Tax experts have slammed the Opposition’s plan to fund a six-month paid parental leave scheme via a 1.7% tax on companies that earn more than $5 million in profit, saying the plan could lead smaller companies to shelve expansion and acquisition plans to avoid paying the tax.
Yasser El-Ansary, tax counsel at the Institute of Chartered Accountants in Australia, says the new levy could be seen as simply a surcharge on top of 30% corporate tax rate for those companies who earn more than $5 million.
He argues this will have an impact on the profitability and competitiveness of these firms and predicts this could flow through to the economy in two ways: higher costs for consumers as the tax is passed through, or lower wages for employees as the firms involved try to protect their margins.
Another concern is the possible impact on growth plans and what he describes as the potential “abuse” of the system.
He says a company earning $5.1 million in profit could find it that is actually in its best interests to lower its earnings below the $5 million levy threshold.
“The difference could be enough to generate a better return after tax.”
Smaller companies could also be forced to shelve growth plans and reconsider mergers or acquisitions if that would take them up to or above the $5 million threshold.
“It may well have the effect of stopping businesses form growing and merging and taking over other businesses. It jeopardises the ability for them to make those decisions.
“You don’t want tax to be a disincentive to entrepreneurial activity.”
He argues the parental leave tax could also act as a disincentive for investment and growth, something successive governments have worked to improve upon.

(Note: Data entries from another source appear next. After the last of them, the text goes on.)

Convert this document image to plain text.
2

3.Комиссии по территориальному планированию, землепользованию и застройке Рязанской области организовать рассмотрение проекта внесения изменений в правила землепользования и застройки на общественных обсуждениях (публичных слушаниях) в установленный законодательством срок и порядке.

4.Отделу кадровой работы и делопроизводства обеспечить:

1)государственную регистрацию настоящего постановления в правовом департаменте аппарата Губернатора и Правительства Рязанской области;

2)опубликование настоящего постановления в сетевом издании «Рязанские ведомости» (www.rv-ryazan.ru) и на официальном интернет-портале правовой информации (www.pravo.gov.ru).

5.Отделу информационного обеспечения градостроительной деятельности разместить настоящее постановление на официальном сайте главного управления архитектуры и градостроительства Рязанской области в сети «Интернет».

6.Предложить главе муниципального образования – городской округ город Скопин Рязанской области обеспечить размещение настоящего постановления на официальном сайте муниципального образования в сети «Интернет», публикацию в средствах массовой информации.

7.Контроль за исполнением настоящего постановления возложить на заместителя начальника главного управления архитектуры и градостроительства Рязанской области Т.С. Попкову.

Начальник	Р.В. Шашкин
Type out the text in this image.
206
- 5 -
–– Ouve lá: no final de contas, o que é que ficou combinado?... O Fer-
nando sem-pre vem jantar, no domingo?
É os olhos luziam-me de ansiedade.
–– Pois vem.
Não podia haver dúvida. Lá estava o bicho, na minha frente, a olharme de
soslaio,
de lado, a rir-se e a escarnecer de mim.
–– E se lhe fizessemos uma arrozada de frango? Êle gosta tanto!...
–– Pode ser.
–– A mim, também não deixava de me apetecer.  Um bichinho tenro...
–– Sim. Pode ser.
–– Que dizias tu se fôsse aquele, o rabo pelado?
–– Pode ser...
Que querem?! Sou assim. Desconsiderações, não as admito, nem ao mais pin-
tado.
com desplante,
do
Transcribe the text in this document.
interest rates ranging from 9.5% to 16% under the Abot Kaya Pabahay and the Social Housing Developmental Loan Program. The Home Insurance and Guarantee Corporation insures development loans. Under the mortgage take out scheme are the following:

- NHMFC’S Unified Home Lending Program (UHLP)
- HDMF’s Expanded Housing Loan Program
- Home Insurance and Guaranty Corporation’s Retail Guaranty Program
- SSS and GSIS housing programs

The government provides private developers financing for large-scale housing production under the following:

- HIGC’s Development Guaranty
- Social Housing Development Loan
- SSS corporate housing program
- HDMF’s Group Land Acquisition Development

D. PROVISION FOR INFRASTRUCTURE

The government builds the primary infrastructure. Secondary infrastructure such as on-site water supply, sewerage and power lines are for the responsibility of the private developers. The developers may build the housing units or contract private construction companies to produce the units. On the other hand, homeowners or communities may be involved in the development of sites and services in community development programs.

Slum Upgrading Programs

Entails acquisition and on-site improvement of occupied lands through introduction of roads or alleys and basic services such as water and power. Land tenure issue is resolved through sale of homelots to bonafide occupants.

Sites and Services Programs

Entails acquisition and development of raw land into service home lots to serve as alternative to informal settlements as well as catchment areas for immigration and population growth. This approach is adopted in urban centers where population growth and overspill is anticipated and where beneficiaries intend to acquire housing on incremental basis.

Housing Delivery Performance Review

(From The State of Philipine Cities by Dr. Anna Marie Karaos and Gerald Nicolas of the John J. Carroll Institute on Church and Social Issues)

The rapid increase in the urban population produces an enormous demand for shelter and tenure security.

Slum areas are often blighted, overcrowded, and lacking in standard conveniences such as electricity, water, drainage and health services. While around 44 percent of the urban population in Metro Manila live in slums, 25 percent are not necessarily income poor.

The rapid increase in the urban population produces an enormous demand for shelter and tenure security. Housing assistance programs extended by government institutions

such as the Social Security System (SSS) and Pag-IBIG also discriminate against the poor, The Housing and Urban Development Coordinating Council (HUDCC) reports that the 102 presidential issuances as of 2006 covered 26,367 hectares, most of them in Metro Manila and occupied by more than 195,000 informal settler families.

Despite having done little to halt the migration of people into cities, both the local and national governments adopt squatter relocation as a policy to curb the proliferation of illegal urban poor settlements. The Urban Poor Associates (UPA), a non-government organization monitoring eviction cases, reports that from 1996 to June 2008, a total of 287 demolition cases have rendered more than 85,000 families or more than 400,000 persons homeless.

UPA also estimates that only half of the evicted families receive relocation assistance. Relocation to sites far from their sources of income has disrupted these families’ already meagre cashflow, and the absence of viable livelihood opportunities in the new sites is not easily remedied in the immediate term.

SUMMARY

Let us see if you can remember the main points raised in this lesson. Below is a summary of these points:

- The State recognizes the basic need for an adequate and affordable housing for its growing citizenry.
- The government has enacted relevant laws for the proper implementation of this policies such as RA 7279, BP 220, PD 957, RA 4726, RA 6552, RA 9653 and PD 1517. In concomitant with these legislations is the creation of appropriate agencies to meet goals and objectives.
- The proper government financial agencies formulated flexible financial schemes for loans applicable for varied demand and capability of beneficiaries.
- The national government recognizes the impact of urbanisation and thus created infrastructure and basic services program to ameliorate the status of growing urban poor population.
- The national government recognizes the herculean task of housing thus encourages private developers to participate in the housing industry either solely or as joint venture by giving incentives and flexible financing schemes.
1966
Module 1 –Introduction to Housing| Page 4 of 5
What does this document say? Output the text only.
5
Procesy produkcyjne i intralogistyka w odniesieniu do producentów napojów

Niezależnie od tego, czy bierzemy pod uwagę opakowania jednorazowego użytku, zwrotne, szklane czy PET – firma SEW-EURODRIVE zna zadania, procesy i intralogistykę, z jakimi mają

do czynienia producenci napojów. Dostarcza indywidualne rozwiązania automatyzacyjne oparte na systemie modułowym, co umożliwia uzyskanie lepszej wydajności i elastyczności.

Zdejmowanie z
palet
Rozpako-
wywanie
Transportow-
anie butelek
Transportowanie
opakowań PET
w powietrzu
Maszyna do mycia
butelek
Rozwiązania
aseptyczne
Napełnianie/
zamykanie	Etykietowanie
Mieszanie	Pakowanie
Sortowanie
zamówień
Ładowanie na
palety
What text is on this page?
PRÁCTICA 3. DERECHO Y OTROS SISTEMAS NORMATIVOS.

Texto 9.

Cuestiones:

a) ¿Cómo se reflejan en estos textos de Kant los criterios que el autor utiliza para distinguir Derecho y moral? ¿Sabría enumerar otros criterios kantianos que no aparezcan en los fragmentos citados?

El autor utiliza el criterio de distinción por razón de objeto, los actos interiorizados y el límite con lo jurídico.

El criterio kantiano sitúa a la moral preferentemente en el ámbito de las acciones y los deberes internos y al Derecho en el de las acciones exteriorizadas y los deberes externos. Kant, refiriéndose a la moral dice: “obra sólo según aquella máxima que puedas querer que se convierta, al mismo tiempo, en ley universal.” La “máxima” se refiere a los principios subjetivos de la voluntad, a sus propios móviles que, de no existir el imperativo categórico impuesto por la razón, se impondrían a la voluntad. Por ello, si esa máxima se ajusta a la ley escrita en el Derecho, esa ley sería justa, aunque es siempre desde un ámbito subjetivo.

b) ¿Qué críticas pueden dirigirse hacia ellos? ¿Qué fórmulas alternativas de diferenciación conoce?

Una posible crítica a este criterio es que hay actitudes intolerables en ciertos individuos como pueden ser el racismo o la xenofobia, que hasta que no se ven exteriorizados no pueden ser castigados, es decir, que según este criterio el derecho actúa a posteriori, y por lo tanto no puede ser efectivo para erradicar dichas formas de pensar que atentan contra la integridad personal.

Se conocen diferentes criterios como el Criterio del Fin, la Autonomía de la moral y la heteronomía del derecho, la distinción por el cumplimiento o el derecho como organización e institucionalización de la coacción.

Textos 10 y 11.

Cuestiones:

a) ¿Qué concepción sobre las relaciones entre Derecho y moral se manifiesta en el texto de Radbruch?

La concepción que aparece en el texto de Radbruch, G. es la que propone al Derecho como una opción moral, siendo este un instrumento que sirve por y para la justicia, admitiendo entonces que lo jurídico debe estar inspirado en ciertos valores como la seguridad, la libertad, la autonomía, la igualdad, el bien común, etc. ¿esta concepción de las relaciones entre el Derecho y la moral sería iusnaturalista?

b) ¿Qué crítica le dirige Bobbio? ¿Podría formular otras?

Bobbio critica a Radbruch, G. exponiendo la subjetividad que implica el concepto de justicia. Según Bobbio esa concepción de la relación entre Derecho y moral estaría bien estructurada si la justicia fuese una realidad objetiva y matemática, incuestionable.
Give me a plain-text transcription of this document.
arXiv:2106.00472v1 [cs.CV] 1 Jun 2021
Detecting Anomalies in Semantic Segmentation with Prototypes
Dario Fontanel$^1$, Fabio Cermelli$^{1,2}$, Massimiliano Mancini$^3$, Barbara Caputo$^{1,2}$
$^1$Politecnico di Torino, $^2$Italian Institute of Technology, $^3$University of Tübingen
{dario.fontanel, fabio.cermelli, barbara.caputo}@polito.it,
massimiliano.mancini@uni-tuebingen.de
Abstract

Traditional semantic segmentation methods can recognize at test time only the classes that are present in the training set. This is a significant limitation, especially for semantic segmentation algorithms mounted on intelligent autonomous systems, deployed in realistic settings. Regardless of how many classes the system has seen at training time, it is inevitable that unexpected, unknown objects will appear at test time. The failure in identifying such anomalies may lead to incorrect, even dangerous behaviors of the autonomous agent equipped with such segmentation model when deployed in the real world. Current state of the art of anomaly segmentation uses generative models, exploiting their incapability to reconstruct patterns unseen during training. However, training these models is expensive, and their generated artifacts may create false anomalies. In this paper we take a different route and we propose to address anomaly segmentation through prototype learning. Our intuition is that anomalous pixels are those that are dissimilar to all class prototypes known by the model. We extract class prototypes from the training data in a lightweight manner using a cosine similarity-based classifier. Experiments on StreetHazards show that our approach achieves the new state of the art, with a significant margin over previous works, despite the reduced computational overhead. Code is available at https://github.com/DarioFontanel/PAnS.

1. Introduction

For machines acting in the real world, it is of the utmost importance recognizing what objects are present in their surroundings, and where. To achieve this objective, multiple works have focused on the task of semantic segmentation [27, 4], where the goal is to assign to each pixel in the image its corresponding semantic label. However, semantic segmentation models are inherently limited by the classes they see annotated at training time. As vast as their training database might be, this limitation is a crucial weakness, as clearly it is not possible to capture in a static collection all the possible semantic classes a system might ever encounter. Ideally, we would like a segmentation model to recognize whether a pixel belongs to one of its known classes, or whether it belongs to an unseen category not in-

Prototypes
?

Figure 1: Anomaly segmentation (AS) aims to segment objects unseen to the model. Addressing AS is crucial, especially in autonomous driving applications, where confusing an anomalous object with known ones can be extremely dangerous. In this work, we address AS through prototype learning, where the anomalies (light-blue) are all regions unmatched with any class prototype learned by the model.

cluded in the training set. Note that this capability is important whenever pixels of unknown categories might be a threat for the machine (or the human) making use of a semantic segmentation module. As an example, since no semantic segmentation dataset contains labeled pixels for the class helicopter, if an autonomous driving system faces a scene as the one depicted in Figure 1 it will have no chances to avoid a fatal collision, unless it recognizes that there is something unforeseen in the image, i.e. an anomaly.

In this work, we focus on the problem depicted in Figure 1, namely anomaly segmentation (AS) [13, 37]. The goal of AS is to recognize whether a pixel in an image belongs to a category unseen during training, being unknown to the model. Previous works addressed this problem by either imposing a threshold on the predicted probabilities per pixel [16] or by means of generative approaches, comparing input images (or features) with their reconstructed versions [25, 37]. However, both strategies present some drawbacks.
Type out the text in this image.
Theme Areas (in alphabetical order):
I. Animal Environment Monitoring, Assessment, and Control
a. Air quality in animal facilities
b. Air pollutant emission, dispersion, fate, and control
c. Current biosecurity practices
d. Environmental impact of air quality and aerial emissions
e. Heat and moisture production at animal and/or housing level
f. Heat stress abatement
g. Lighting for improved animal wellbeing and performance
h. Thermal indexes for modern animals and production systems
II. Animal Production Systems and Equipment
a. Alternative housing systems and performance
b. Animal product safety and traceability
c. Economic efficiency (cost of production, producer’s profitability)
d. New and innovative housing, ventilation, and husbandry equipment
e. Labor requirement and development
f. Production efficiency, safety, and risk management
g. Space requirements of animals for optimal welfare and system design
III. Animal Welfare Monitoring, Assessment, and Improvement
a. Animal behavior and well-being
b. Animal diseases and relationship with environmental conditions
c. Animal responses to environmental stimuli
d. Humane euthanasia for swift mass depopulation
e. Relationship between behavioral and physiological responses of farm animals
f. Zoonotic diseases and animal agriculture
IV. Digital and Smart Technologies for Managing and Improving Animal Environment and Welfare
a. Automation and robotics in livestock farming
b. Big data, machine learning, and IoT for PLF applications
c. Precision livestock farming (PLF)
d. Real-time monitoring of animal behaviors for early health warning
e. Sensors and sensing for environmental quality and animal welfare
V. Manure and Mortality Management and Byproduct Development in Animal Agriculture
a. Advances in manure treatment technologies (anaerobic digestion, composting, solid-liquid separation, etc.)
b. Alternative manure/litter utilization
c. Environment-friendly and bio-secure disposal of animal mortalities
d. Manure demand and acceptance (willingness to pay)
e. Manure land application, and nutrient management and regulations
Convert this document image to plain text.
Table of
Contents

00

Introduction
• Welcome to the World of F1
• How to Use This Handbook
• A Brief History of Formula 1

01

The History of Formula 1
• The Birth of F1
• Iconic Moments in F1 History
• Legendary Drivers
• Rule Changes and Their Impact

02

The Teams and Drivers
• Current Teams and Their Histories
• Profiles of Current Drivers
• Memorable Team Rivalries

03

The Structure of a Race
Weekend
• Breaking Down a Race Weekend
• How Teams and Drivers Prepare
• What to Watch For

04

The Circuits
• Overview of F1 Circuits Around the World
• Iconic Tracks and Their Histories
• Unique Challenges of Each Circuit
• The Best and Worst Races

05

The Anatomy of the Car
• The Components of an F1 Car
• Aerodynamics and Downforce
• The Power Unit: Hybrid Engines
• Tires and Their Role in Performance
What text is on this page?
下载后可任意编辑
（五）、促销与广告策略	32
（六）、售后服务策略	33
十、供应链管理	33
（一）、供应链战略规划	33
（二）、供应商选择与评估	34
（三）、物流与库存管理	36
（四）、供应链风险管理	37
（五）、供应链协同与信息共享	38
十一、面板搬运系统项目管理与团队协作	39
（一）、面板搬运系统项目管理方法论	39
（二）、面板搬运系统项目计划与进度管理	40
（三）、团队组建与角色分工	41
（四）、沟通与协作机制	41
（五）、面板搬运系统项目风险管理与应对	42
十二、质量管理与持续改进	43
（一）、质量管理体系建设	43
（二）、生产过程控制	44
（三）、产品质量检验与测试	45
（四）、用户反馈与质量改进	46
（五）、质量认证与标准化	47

“This sort of policy announcement will take us in completely the opposite direction. Wherever possible we should avoid using the tax system as the easy target for tax grabs that are used to fund other policy initiatives.”
His argument was supported by figures that showed an effective company tax rate of 31.7% would make Australia’s company tax rate with fifth highest in the world.
Corporate Tax Association executive director Frank Drenth told The Australian most countries around the world were trying to reduce corporate tax rates to encourage investment and productivity gains.
While tax experts are unimpressed with Abbott’s plan, the move has won some support from women’s groups, some unions and, in something of a surprise, the Council of Small Business Organisations of Australia.
Chief executive Jaye Radisich says the plan would support female workers in small businesses and women who work for themselves.
While some female entrepreneurs had expressed concerns the Abbott plan could actually increase discrimination by making employers less likely to employ women, Abbott has pointed out that companies would not be affected according to how many women they employ, as the levy is based on profit rather than number of female employees.
However, there have been concerns in the past that there could be some discrimination against women stemming from the fact that paid parental leave schemes allow women to take longer leave periods.
The Productivity Commission’s report into paid parental leave scheme released last year found the introduction of a paid parental scheme of 18 weeks on the minimum wage would increase the average parental leave period by 10 weeks. A scheme that allows 16 weeks leave on full salary would be likely to increase the average leave period even further.